Which brings us, at last, to Steven Spielberg's The BFG, Disney's big-screen adaptation of Roald Dahl's beloved 1982 children's book. The simple story is, in a way, an appropriation of themes from Annie and Dahl's most famous work, Charlie and the Chocolate Factory: an orphan finds herself in a world where oddball creatures use magic to create things we humans take for granted in our everyday lives. The young protagonist discovers that being a grownup is just as confusing, werid, and fraught with danger as being a kid; in the end, everyone learns that navigating adulthood is not a matter of growing up, but of holding on. All three are rags-to-riches tales. The two Dahl stories are stuffed with food porn and lyrical, tongue-twisting language.
In terms of presentation and pacing, The BFG has more in common with The NeverEnding Story than Annie or Wonka. The titular Big Friendly Giant (Mark Rylance) snatches young Sophie (Ruby Barnhill) from the orphanage late one night, after she catches him peering into people's bedrooms. He takes her to the land of giants, which he shares with a pack of incredibly mean, incredibly stupid, and much, much larger barbarians whose daily routine consists of sleeping and bullying the BFG.
We spend much of the first hour following Sophie around the good giant's home, into the caverns beneath it, and through the mountains beyond, where he captures, categorizes, and releases mankind's firefly-like dreams.

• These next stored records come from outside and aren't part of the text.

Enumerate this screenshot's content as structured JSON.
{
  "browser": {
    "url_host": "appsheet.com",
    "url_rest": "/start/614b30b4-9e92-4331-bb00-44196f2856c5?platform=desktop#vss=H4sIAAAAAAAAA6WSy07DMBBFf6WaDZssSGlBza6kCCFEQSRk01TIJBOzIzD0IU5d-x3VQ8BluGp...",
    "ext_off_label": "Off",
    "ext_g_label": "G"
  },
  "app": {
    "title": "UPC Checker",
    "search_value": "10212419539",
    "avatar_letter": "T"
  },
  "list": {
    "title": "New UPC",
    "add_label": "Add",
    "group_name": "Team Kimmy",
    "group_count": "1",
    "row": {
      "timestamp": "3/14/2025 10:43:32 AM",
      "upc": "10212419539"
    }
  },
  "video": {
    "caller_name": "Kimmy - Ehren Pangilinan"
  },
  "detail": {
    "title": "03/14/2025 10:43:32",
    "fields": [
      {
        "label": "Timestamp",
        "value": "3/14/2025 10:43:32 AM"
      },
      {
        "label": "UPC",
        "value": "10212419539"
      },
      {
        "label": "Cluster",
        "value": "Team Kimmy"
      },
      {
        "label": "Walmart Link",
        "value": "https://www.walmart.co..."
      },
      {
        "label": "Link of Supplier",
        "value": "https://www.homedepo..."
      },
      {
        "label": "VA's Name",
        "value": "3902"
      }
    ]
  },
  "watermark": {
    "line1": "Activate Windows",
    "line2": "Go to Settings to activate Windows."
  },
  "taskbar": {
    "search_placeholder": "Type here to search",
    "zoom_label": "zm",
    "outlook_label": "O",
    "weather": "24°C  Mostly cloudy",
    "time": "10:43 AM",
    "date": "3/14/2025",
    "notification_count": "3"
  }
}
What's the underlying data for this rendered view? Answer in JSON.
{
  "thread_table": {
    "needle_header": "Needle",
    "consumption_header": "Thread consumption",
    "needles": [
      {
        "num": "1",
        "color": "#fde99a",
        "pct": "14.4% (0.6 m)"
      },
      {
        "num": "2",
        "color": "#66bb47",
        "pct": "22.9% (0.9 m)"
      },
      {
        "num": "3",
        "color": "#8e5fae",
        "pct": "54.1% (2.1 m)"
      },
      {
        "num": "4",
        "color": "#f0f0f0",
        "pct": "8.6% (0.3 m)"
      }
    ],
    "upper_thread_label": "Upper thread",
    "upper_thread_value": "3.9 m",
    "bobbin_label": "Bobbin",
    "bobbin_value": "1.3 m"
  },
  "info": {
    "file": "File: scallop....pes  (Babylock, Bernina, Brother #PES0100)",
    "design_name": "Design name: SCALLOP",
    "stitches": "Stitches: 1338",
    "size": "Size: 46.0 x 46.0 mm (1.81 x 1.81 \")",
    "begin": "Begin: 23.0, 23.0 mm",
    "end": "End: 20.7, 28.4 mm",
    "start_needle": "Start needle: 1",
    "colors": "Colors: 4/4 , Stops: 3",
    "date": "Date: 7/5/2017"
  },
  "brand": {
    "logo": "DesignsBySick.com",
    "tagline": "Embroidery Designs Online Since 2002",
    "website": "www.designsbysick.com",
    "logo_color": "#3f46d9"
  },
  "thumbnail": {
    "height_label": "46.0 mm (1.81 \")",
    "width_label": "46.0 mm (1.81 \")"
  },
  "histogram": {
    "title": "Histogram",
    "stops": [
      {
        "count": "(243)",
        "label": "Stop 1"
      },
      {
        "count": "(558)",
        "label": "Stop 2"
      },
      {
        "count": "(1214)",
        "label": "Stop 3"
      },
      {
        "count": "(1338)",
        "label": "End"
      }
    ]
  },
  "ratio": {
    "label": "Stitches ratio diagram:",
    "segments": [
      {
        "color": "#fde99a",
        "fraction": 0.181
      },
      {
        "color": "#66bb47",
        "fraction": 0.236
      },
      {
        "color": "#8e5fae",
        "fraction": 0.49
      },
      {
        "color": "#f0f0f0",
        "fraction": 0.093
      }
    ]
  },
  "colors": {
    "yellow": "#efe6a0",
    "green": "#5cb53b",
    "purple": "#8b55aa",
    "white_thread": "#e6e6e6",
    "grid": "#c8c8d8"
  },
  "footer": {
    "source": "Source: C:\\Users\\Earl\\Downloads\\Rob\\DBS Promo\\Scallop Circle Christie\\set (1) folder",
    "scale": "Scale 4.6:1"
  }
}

Aside from a couple encounters with the head bad giant, Fleshlumpeater (Jemaine Clement), which leads to unwitting games of hide-and-seek involving Sophie and oversized food/furniture, Spielberg and writer Melissa Mathison aren't interested in ADD-kids-movie stuff--preferring instead to let us soak up the richly rendered details of this unseen world, and the lonely, put-upon steward whose job it is to add flavor to ours.
The second half is much more "eventful", and introduces the downright silly, satirical critique of adulthood we've come to expect from Dahl. I won't give too much away, but Sophie meets her own Daddy Warbucks in the form of the Queen of England (Penelope Wilton), circa 1984. The tone shifts from pensive to playful as the cast expands to include Rafe Spahl and Rebecca Hall. They play members of the royal staff, who welcome Sophie and the BFG with kindness and curiosity, rather than the stuffiness and suspicion that would have taken the film down a more predictable, far less delightful path.
The key to my enjoyment of The BFG was the believability of Rylance and Barnhill's rapport. The key to that was believing in Ryance as this character, which was achieved, of course, through more groundbreaking digital effects work and performance capture. I was taken out of the film several times in the first hour, but not in a bad way. Because Spielberg spends so much time just letting us tag along with and explore the features of this imaginary world, we have ample opportunity to marvel at the painstakingly crafted features on the giant's face. Even with the exaggerated ears, nose, and hands, the BFG is unmistakably Rylance. The soul radiates from the eyes, and in the praise-worthy voice acting. In transitioning to the second half, I no longer thought of the Big Friendly Giant as a CGI creation, but as a lovable, mischievous character who connects with others by sharing his favorite fizzy fart-making drink.*
I'll drop a note of caution here regarding the ever-present problem of the 3D upcharge. Moviegoers would do well to stick with the 2D option when venturing out to the theatre. My one complaint about The BFG has to do with the gaudy planar separation between characters and their surrounding elements. This is especially troubling in the film's too-brief climax, in which Barnhill appears to be simply running and ducking on a treadmill in front of a projection screen that's also playing a 3D movie. I would imagine the flattening effect of a traditional showing would go far in sorting out this visual annoyance.
This movie would have been a favorite of mine had I seen it as an eight-year-old boy. I can imagine watching it curled up on the couch during a hundred rainy Saturday afternoons. It's sweet and goofy, and doesn't aspire to be anything but an odd and immersive adventure story. Many of Disney's live-action updates aim to evoke the Spielberg-ian thrill of 80s-era child-fantasy pictures, and they largely succeed. With The BFG, Spielberg reminds us why he's the giant on whose shoulders other filmmakers have stood for decades, while also proving that he's still the best at capturing, categorizing, and releasing the essence of our dreams.
*I'm not ashamed to admit that I joined the cacophony of laughing kids at my screening, when the BFG introduces this drink to high society.